The goal of this study was to determine if high-dose methamphetamine treatment altered presynaptic immunoreactivity for the amino acid neurotransmitters GABA and glutamate within the basal ganglia. Methamphetamine (15 mg/kg every 6 h, four doses) treatment in rats resulted in severe hyperthermia and a long-lasting (four weeks) depletion of striatal dopamine content (>80%). Severe dopamine loss correlated with a decrease in the density of presynaptic immunolabeling for GABA one week post-drug, and an increase after four weeks. Although no changes were seen in presynaptic striatal glutamate immunoreactivity, there was a significant increase in the percentage of glutamate-immuno-positive terminals associated with perforated postsynaptic densities. Rats given the same dose of methamphetamine but prevented from becoming hyperthermic showed less severe dopamine depletions and a lack of ultrastructural or immunocytochemical changes. In addition, induction of hyperthermia in the absence of drug decreased immunolabeling within mitochondria, but had no effect on dopamine content, morphology or nerve terminal immunoreactivity. Altered presynaptic GABA immunolabeling and terminal size were found in both the striatum and globus pallidus, suggesting that dynamic changes occur in the striatopallidal pathway following methamphetamine-induced dopamine loss. In addition, ultrastructural changes in glutamate-positive synapses which have been correlated with increased synaptic activity were found. These results are similar to changes in GABA and glutamate synapses that follow nigrostriatal dopamine loss in 6-hydroxydopamine-lesioned animals and in Parkinson's disease, and provide the first direct evidence that methamphetamine-induced dopamine loss alters the GABAergic striatopallidal pathway. Exposure to either methamphetamine or prolonged hyperpyrexia decreased mitochondrial Immunoreactivity, indicating that hyperthermia may contribute to methamphetamine toxicity by affecting energy stores.

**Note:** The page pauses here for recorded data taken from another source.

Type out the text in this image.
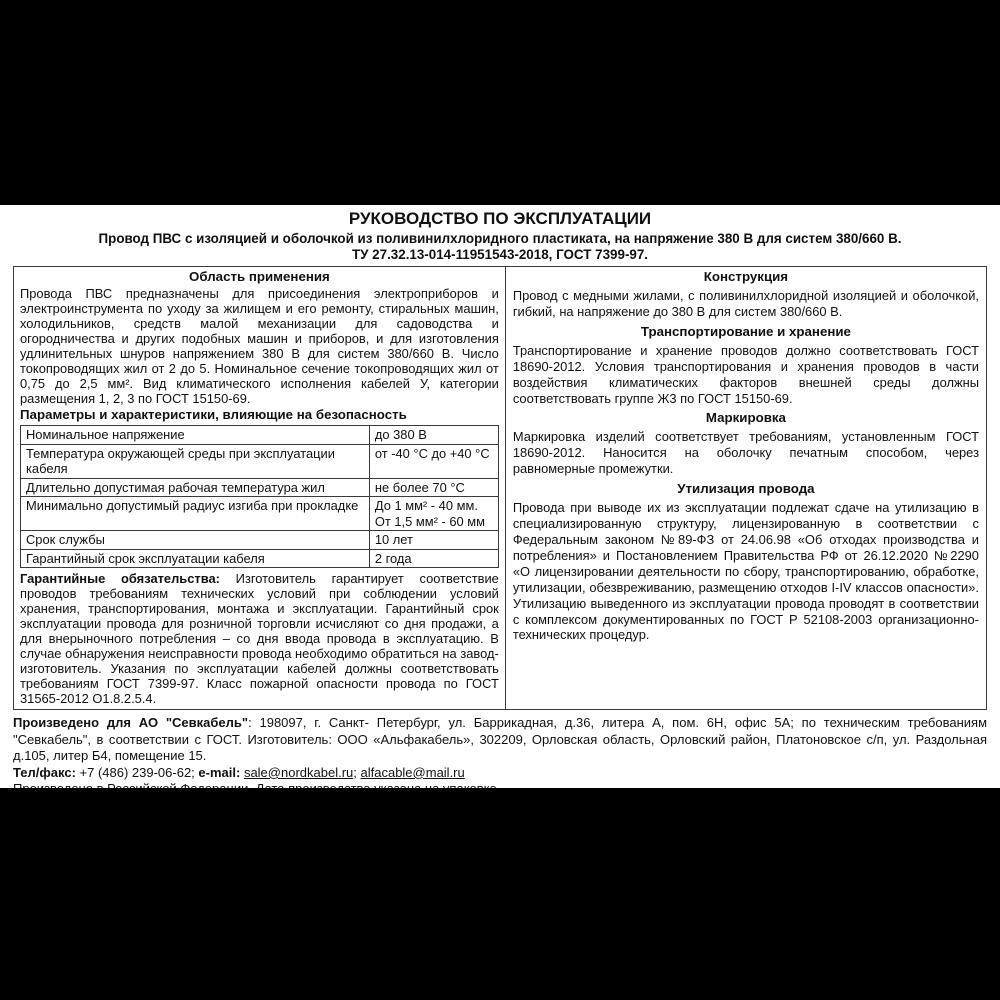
РУКОВОДСТВО ПО ЭКСПЛУАТАЦИИ
Провод ПВС с изоляцией и оболочкой из поливинилхлоридного пластиката, на напряжение 380 В для систем 380/660 В.
ТУ 27.32.13-014-11951543-2018, ГОСТ 7399-97.
Область применения

Провода ПВС предназначены для присоединения электроприборов и электроинструмента по уходу за жилищем и его ремонту, стиральных машин, холодильников, средств малой механизации для садоводства и огородничества и других подобных машин и приборов, и для изготовления удлинительных шнуров напряжением 380 В для систем 380/660 В. Число токопроводящих жил от 2 до 5. Номинальное сечение токопроводящих жил от 0,75 до 2,5 мм². Вид климатического исполнения кабелей У, категории размещения 1, 2, 3 по ГОСТ 15150-69.

Параметры и характеристики, влияющие на безопасность
Номинальное напряжение	до 380 В
Температура окружающей среды при эксплуатации кабеля	от -40 °С до +40 °С
Длительно допустимая рабочая температура жил	не более 70 °С
Минимально допустимый радиус изгиба при прокладке	До 1 мм² - 40 мм.
От 1,5 мм² - 60 мм

Срок службы	10 лет
Гарантийный срок эксплуатации кабеля	2 года

Гарантийные обязательства: Изготовитель гарантирует соответствие проводов требованиям технических условий при соблюдении условий хранения, транспортирования, монтажа и эксплуатации. Гарантийный срок эксплуатации провода для розничной торговли исчисляют со дня продажи, а для внерыночного потребления – со дня ввода провода в эксплуатацию. В случае обнаружения неисправности провода необходимо обратиться на завод-изготовитель. Указания по эксплуатации кабелей должны соответствовать требованиям ГОСТ 7399-97. Класс пожарной опасности провода по ГОСТ 31565-2012 О1.8.2.5.4.

Конструкция

Провод с медными жилами, с поливинилхлоридной изоляцией и оболочкой, гибкий, на напряжение до 380 В для систем 380/660 В.

Транспортирование и хранение

Транспортирование и хранение проводов должно соответствовать ГОСТ 18690-2012. Условия транспортирования и хранения проводов в части воздействия климатических факторов внешней среды должны соответствовать группе Ж3 по ГОСТ 15150-69.

Маркировка

Маркировка изделий соответствует требованиям, установленным ГОСТ 18690-2012. Наносится на оболочку печатным способом, через равномерные промежутки.

Утилизация провода

Провода при выводе их из эксплуатации подлежат сдаче на утилизацию в специализированную структуру, лицензированную в соответствии с Федеральным законом №89-ФЗ от 24.06.98 «Об отходах производства и потребления» и Постановлением Правительства РФ от 26.12.2020 №2290 «О лицензировании деятельности по сбору, транспортированию, обработке, утилизации, обезвреживанию, размещению отходов I-IV классов опасности». Утилизацию выведенного из эксплуатации провода проводят в соответствии с комплексом документированных по ГОСТ Р 52108-2003 организационно-технических процедур.

Произведено для АО "Севкабель": 198097, г. Санкт- Петербург, ул. Баррикадная, д.36, литера А, пом. 6Н, офис 5А; по техническим требованиям "Севкабель", в соответствии с ГОСТ. Изготовитель: ООО «Альфакабель», 302209, Орловская область, Орловский район, Платоновское с/п, ул. Раздольная д.105, литер Б4, помещение 15.

Тел/факс: +7 (486) 239-06-62; e-mail: sale@nordkabel.ru; alfacable@mail.ru
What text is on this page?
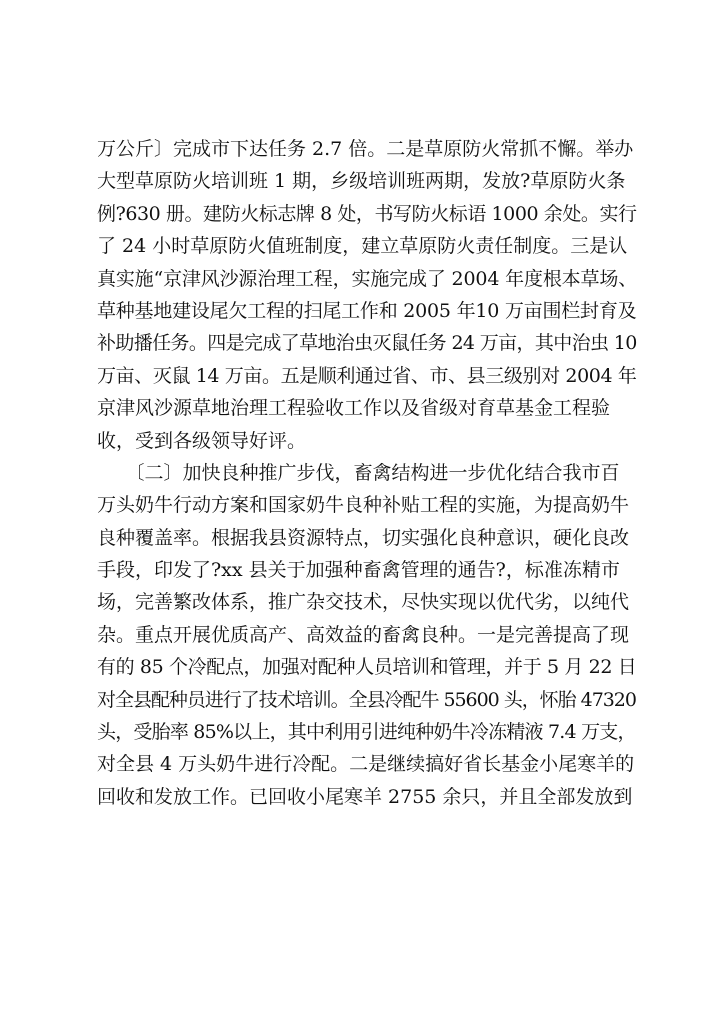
万公斤〕完成市下达任务 2.7 倍。二是草原防火常抓不懈。举办
大型草原防火培训班 1 期，乡级培训班两期，发放?草原防火条
例?630 册。建防火标志牌 8 处，书写防火标语 1000 余处。实行
了 24 小时草原防火值班制度，建立草原防火责任制度。三是认
真实施“京津风沙源治理工程，实施完成了 2004 年度根本草场、
草种基地建设尾欠工程的扫尾工作和 2005 年10 万亩围栏封育及
补助播任务。四是完成了草地治虫灭鼠任务 24 万亩，其中治虫 10
万亩、灭鼠 14 万亩。五是顺利通过省、市、县三级别对 2004 年
京津风沙源草地治理工程验收工作以及省级对育草基金工程验
收，受到各级领导好评。
　　〔二〕加快良种推广步伐，畜禽结构进一步优化结合我市百
万头奶牛行动方案和国家奶牛良种补贴工程的实施，为提高奶牛
良种覆盖率。根据我县资源特点，切实强化良种意识，硬化良改
手段，印发了?xx 县关于加强种畜禽管理的通告?，标准冻精市
场，完善繁改体系，推广杂交技术，尽快实现以优代劣，以纯代
杂。重点开展优质高产、高效益的畜禽良种。一是完善提高了现
有的 85 个冷配点，加强对配种人员培训和管理，并于 5 月 22 日
对全县配种员进行了技术培训。全县冷配牛 55600 头，怀胎 47320
头，受胎率 85%以上，其中利用引进纯种奶牛冷冻精液 7.4 万支，
对全县 4 万头奶牛进行冷配。二是继续搞好省长基金小尾寒羊的
回收和发放工作。已回收小尾寒羊 2755 余只，并且全部发放到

Methamphetamine alters presynaptic glutamate immunoreactivity in the caudate nucleus and motor cortex.

It has been suggested that methamphetamine (METH)-induced neurotoxicity requires the activation of both dopamine (DA) and glutamate (GLU) systems. To investigate the possibility that METH-induced increases in extracellular GLU, as measured by in vivo microdialysis [Nash and Yamamoto (1992) Brain Res., 581:237-243], arise from neuronal stores, postembedding immunogold electron microscopy was used to measure the density of presynaptic GLU immunoreactivity within the striatum, the shell of the nucleus accumbens, and the motor cortex. Rats were treated with METH (5 mg/kg), or an equivalent volume of saline (SAL), every 2 h for a total of four injections. No ultrastructural evidence of terminal degeneration was observed. Significant decreases in the density of nerve terminal GLU immunolabeling occurred 12 h following METH administration within the primary motor cortex and the ventrolateral caudate/putamen, and a trend towards depletion was seen within the dorsolateral caudate/putamen. Although GLU immunolabeling within the shell of the nucleus accumbens was unaffected, DA content was decreased in all regions examined 1 week following METH treatment. The lack of degeneration, coupled with a partial recovery of DA levels, suggests that moderate doses of METH may inhibit DA biosynthesis without widespread terminal loss. Furthermore, METH administration results in a decrease in presynaptic GLU that correlates both temporally and anatomically with delayed GLU overflow, suggesting that neuronally derived GLU may play a role in METH-induced neurotoxicity. However, there does appear to be a dissociation between DA loss and altered GLU immunocytochemistry within the nucleus accumbens.